Wenn die Ohren schmerzen

und wie man die vielfältigen Ursachen rechtzeitig behandelt,  
von Dr. Andrea Braunendal

Ohrenschmerzen gehören zu den häufigeren Beschwerden in der kalten Jahreszeit. Dabei können sie verschiedene Ursachen haben und es können verschiedene Teile des Ohres betroffen sein.
Daher ist es ratsam rasch einen Arzt aufzusuchen, um mit der Be- handlug möglichst früh an der richtigen Stelle zu beginnen.

Entzündungen der Ohrmuschel
Entzündungen der Ohrmuschel können bakteriell, allergisch oder durch Pilzinfektionen bedingt sein. Auch ein Sonnenbrand – nicht nur im Sommer, sondern auch beim Wintersport – kann zu Entzündungen führen. Diese Entzündungen der Ohrmuschel können sehr schmerzhaft sein und sollten von einem Arzt untersucht und behandelt werden. Je nach Schwere der Entzündung erfolgt die Behandlung der betroffenen Stelle lokal oder durch eine medikamentöse Therapie mit Antibiotika.

Verletzungen der Ohrmuschel
Verletzungen der Ohrmuschel wie Rissquetschwunden oder Blutergüsse sollten ebenfalls von einem Arzt behandelt werden. Denn es besteht immer die Gefahr, dass sich der Knorpel der Ohrmuschel in Folge der Verletzung entzündet, was bis zum Verlust von Teilen der Ohrmuschel führen kann.

Entzündungen des äußeren Gehörgangs
Der äußere Gehörgang reicht von der Ohrmuschel bis zum Trommelfell und ist 2 bis 2,5 cm lang. Entzündungen des äußeren Gehörgangs können verschiedene Ursachen haben. Meist sind es Baktieren oder Pilze, die für die Infektion verantwortlich sind, selten Allergien. Im Gehörgang befinden sich kleine Borstenhaare und das Ohrenschmalz, das aus Talg und abgestoßenen Haut-schuppen besteht.

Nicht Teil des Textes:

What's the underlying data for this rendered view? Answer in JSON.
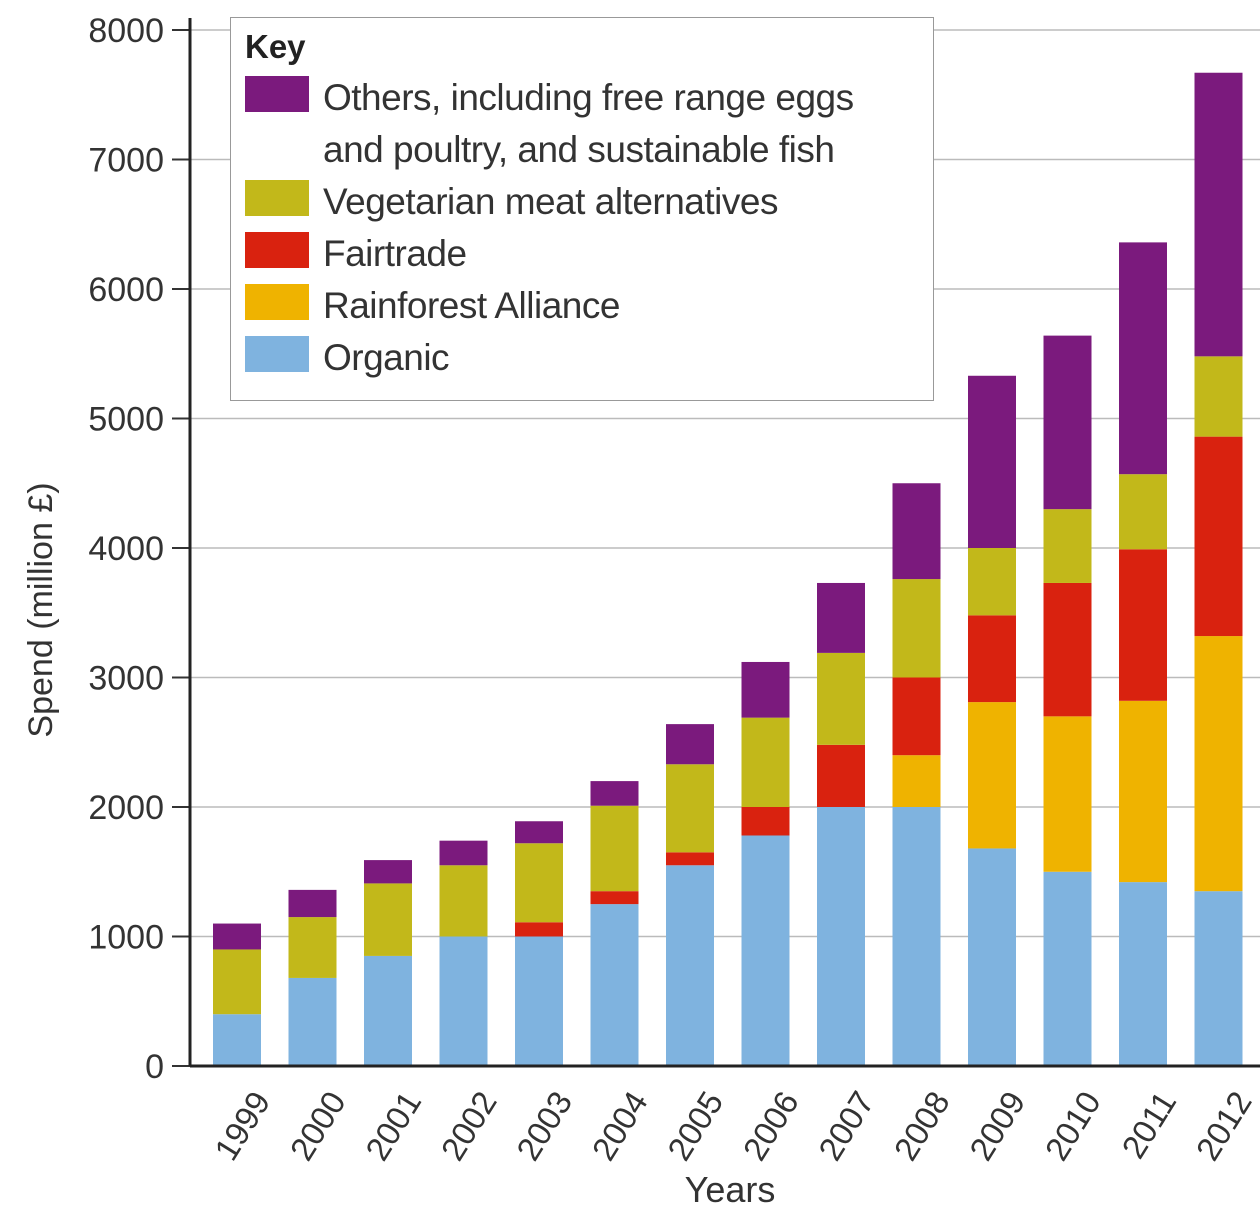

Die Borstenhaare befördern das Ohrenschmalz und mit ihm Verunreinigungen nach außen. Fehlt diese Schutzschicht, ist die Haut im Gehörgang anfälliger für Entzündungen.
Ursache für das Fehlen der wichtigen Schutzschicht sind oft das zu häufige Reinigen mit Wattestäbchen oder Rückstände von Haarshampoos und Kosmetika, die den oberflächlichen PH-Wert verändern. Das Infektionsrisiko steigt bei:

  • Feuchtigkeit im Ohr nach dem Baden oder Schwimmen, vor allem bei knöchernen Einengungen des Gehörgangs (Exostosen)
  • Häufiges Schwimmen in Chlorwasser, da das Chlor die Gehörgangshaut austrocknet
  • Irritationen oder Verletzungen durch Wattestäbchen und Ohrenstöpsel, die zu tief ins Ohr gelangen
  • trockene, empfindliche Gehörgangshaut bei Hauterkrankungen wie Ekzemen oder Neurodermitis
  • Vorliegen von Diabetes oder anderen Krankheiten, die das Auftreten von Infektionen begünstigen
  • Allergien gegen Seifen, Haarsprays, Kosmetika oder gegen Ohrpassstücke von Hörgeräten

Symptome und Behandlung der Ohrenentzündung
Bei bakteriellen oder pilzbedingten Entzündungen des äußeren Gehörgangs:
Juckreiz, Rötung, starke Schmerzen, Anschwellen des Gehörgangs, Schmerz bei Druck auf den Tragus (knorpelige Erhebung vor dem Gehörgang) oder beim Ziehen an der Ohrmuschel, Ausfluss aus dem Ohr, Hörminderung, Schmerzen beim Kauen

Die Behandlung beginnt mit der Reinigung des Ohres, bei der Sekret und Hautschuppen abgesaugt werden. Wenn erforderlich, werden entzündungshemmende oder pilzabtötende Ohrstreifen eingelegt. In schweren Fällen können Antibiotika in Kombination mit schmerzstillenden Mitteln verabreicht werden.

Gehörgangsverschluss
Dieser Verschluss bildet sich, wenn sich so viel Ohrenschmalz ansammelt, dass sich ein Pfropfen bildet. Dieser Pfropfen kann beim Baden oder Duschen aufquellen, den Gehörgang verstopfen und dann gegen die empfindliche Innenwand drücken. In Folge leidet man unter einer Hörminderung und unter Schmerzen. Dieser Propfen kann vom Arzt herausgespült oder mit Saugern und kleinen Zangen entfernt werden. Wattestäbchen sollten keinesfalls verwendet werden, da man den Pfropfen nur weiter in den Gehörgang drückt und das Trommelfell verletzen kann.
Fremdkörper im Ohr kommen eher bei Kindern vor, müssen aber jedenfalls immer von einem Spezialisten entfernt werden.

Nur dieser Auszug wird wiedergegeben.